Third, from a technical perspective, although supplementing LLMs with RAG has been shown to reduce rates of AI hallucinations [18,24], these models are not entirely immune to hallucination. Our RAG-LLM tool provided incorrect recommendations in 1 scenario due to hallucination or faulty reasoning, but erred in a conservative direction, avoiding harms arising from a missed prostate cancer diagnosis. The source of error suggests that current textual documents may require a degree of unwritten human inference, which is not an intrinsic ability that LLMs possess. Identification of these problematic areas in text data and explicit definition of terms may improve reasoning and performance of LLM-based tools. The “black box” nature of many AI or AI-assisted tools [25,26] may present difficulties in pinpointing errors in internal reasoning processes, but use of techniques such as prompt engineering and self-reflective RAG models may help to enhance the accuracy of these models [27]. Variability in performance across different LLMs also needs to be taken into account and balanced against the cost of each model.

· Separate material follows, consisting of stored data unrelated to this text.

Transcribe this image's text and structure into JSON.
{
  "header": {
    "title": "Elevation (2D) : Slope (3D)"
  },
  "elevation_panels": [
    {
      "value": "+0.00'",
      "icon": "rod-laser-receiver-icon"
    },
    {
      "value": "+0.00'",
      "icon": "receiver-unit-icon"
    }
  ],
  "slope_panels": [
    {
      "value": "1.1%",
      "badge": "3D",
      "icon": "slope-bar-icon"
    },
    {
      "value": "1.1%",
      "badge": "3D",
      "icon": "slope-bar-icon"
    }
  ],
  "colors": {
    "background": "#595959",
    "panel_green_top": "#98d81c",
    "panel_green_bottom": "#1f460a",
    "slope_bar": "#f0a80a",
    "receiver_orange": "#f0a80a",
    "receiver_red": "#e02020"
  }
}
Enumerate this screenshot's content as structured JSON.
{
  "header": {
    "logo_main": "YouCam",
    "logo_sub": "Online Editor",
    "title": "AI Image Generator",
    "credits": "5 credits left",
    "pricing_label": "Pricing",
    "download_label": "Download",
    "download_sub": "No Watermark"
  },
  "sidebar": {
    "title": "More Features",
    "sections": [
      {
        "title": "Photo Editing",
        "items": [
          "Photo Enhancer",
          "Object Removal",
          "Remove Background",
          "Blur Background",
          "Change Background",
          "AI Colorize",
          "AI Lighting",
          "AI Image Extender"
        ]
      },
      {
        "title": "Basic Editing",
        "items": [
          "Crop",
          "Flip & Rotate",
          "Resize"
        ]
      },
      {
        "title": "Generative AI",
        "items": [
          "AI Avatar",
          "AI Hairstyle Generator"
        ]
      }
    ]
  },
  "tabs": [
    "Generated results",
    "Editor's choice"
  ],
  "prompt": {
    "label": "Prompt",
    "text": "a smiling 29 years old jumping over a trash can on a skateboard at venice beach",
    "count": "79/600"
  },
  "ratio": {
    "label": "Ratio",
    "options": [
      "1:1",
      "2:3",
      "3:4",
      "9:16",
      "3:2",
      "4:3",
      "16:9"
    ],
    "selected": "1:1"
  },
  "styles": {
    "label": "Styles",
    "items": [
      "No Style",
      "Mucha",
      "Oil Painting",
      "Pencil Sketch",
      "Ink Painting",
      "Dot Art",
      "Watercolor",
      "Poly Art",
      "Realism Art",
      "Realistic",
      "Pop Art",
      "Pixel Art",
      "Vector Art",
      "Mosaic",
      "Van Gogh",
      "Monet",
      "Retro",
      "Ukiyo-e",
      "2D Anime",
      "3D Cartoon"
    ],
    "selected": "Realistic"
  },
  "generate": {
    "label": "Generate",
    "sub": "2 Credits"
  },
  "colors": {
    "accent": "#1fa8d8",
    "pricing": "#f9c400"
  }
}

Despite these limitations, RAG-LLM tools retain potential for multiple applications in health care. On the basis of the same system for clinical decision support for guideline-based recommendations, it can also be used retrospectively as an auditing tool to identify areas of guideline discordance in clinical practice [28]. Furthermore, the RAG approach allows future guideline documents to be incorporated much more easily than a fine-tuning or pretraining approach, keeping the tool up-to-date and preventing obsolescence [29]. Prospective real-world model validation based on clinical data, multimodel evaluation, implementation of explainability methods, and expansion of such RAG-LLM pipelines beyond PSA testing to other areas in urology are potential areas for further research.

In this simulation-based comparative evaluation, we developed a RAG-LLM tool to provide clinical decision support on PSA testing. The tool demonstrated high accuracy, outperforming junior clinicians in making efficient and guideline-concordant decisions. The use of such tools can help increase guideline adherence, improve patient care, and optimize the use of health care resources.